There’s always something energising about hearing a large choir with an orchestra, and this weekend concert saw the Inspiration Choir and the Sage resident orchestra scoring as freely as Germany did against Brazil in the World Cup.
The concert took us into the world of TV music – and what a rich seam to mine.
Inspiration’s music director, Gary Griffiths, was wise enough to mix the familiar and less familiar. It delivered many highlights – not the least of which was when there were no lights.
Hall One was plunged into total darkness at one point, due to electric storms in the area, but the orchestra carried on playing Ron Grainer’s Dr Who Theme without hesitation. Some may have wondered whether the Tardis was about to materialise on stage.
The choice of music from the Muppet Show as the introduction proved a masterstroke with the enthusiasm of its theme tune counter-balanced by the wistful The Rainbow Connection.

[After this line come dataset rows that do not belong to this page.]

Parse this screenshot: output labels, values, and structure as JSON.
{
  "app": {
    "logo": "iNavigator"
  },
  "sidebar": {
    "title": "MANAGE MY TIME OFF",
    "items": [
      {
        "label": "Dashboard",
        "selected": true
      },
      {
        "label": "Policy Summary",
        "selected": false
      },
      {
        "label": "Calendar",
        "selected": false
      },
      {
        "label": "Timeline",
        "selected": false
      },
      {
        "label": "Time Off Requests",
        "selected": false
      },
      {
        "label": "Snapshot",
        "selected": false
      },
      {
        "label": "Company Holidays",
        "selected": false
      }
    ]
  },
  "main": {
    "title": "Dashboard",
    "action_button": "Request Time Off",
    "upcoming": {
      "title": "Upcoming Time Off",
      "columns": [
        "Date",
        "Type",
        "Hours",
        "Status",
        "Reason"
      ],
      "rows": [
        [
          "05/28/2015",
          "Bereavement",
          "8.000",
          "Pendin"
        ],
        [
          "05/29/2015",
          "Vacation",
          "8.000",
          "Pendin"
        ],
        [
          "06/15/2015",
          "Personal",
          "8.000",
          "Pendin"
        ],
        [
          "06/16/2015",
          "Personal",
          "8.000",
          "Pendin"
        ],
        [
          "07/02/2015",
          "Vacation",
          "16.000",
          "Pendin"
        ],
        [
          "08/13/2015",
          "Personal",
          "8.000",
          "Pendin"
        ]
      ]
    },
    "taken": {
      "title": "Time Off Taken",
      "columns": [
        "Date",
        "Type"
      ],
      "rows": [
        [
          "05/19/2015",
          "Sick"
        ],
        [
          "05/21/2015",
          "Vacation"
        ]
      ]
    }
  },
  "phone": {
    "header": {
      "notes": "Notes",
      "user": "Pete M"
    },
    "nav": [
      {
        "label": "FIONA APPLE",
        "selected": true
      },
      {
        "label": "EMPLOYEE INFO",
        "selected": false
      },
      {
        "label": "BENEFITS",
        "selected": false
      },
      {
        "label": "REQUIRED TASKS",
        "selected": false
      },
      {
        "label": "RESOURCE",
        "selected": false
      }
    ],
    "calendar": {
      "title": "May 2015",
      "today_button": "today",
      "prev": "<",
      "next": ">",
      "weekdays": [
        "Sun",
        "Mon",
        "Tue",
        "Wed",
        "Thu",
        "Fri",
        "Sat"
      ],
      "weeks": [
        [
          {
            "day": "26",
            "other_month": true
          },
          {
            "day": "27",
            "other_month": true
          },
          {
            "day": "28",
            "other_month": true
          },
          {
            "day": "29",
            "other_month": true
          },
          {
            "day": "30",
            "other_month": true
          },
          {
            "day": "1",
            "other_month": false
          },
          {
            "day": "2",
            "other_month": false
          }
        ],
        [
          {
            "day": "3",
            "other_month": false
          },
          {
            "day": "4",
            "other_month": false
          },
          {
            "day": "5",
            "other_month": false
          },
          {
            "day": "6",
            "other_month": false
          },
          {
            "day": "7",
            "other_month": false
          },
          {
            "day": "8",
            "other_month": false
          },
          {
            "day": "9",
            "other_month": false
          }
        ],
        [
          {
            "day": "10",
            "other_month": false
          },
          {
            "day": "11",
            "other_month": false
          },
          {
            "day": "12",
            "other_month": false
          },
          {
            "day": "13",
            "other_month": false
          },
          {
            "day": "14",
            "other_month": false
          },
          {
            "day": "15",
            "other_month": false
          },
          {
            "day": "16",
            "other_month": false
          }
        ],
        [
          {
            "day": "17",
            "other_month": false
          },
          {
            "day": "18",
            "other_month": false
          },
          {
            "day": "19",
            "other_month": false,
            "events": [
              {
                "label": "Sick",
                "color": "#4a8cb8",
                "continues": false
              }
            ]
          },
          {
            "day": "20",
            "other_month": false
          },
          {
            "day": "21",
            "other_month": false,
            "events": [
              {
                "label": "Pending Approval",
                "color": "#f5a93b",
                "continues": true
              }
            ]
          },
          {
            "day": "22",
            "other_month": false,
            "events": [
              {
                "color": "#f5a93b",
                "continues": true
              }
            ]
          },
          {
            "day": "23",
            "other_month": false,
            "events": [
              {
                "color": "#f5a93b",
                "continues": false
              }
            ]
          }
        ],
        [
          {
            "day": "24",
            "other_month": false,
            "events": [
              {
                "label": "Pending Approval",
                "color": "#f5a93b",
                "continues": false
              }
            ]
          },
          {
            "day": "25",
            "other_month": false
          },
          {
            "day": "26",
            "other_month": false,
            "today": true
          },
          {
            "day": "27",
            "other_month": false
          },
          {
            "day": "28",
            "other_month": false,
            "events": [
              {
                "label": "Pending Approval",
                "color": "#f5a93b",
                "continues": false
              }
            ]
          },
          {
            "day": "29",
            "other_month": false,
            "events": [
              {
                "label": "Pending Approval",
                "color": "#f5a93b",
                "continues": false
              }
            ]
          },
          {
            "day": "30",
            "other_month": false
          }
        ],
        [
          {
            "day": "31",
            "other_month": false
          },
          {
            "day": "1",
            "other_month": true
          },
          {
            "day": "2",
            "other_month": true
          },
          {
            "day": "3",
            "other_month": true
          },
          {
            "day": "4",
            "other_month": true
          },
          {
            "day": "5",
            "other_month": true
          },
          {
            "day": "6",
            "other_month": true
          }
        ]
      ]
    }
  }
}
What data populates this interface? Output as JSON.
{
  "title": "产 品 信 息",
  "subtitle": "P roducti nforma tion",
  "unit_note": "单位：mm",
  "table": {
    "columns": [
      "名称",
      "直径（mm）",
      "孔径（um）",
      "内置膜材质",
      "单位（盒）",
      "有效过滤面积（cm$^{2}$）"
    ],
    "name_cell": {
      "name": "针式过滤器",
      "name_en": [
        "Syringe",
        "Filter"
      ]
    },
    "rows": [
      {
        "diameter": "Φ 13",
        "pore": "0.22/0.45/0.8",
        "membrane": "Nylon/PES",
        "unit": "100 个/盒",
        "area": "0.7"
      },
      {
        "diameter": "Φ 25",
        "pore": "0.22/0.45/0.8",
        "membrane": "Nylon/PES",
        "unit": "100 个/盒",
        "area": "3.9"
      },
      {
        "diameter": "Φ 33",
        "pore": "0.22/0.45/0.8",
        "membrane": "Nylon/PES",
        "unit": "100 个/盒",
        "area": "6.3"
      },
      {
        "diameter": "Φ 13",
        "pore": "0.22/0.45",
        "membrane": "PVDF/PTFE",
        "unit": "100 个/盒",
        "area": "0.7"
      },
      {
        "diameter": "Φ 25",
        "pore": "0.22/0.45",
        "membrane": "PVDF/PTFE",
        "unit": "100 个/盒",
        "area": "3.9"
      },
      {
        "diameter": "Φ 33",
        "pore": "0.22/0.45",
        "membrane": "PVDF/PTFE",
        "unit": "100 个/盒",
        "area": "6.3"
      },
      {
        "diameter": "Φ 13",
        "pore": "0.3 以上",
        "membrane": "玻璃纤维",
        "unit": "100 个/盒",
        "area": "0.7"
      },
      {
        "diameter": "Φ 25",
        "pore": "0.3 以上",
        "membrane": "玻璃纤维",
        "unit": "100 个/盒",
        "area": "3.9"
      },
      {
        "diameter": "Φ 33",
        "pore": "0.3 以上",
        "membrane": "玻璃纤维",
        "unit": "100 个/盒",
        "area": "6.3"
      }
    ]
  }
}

Hoppipolia, used by the BBC to promote their coverage of the 2006 World Cup, but better known as music from the Planet Earth series, was simply one of the most memorable pieces I have heard this choir perform – and it was sung in Icelandic.
Being a choir in four parts, it was good to hear the different sections showing their true colours, the tenors and basses in I Believe I Can Fly (American Idol) and the excellent alto section in a really sharp intro to Rolling in the Deep (X-Factor USA) and in the concert’s signature song, I’ll Be There For You (Friends).
Among the solo performances, special praise must go to Suzanne Williams’ vulnerable soprano in Fix You (Glee), with an inspired piano accompaniment by the choir’s assistant music director, Mark Deeks, and Sara Morgan’s mature and expressive voice with Irving Berlin’s What’ll I Do (Birds of a Feather).
The finale included a Howard Goodall medley – music from Mr Bean (in Latin), the theme for Red Dwarf from the orchestra and that of The Vicar of Dibley – Goodall’s Psalm 23 – performed in fine style.
Royal Northern Sinfonia supported the singers impressively as always, with some great percussion work throughout.
Narrator Julia Partington had to use every ounce of her considerable presentation experience and a special word for the Sage’s backroom staff for keeping the concert on track.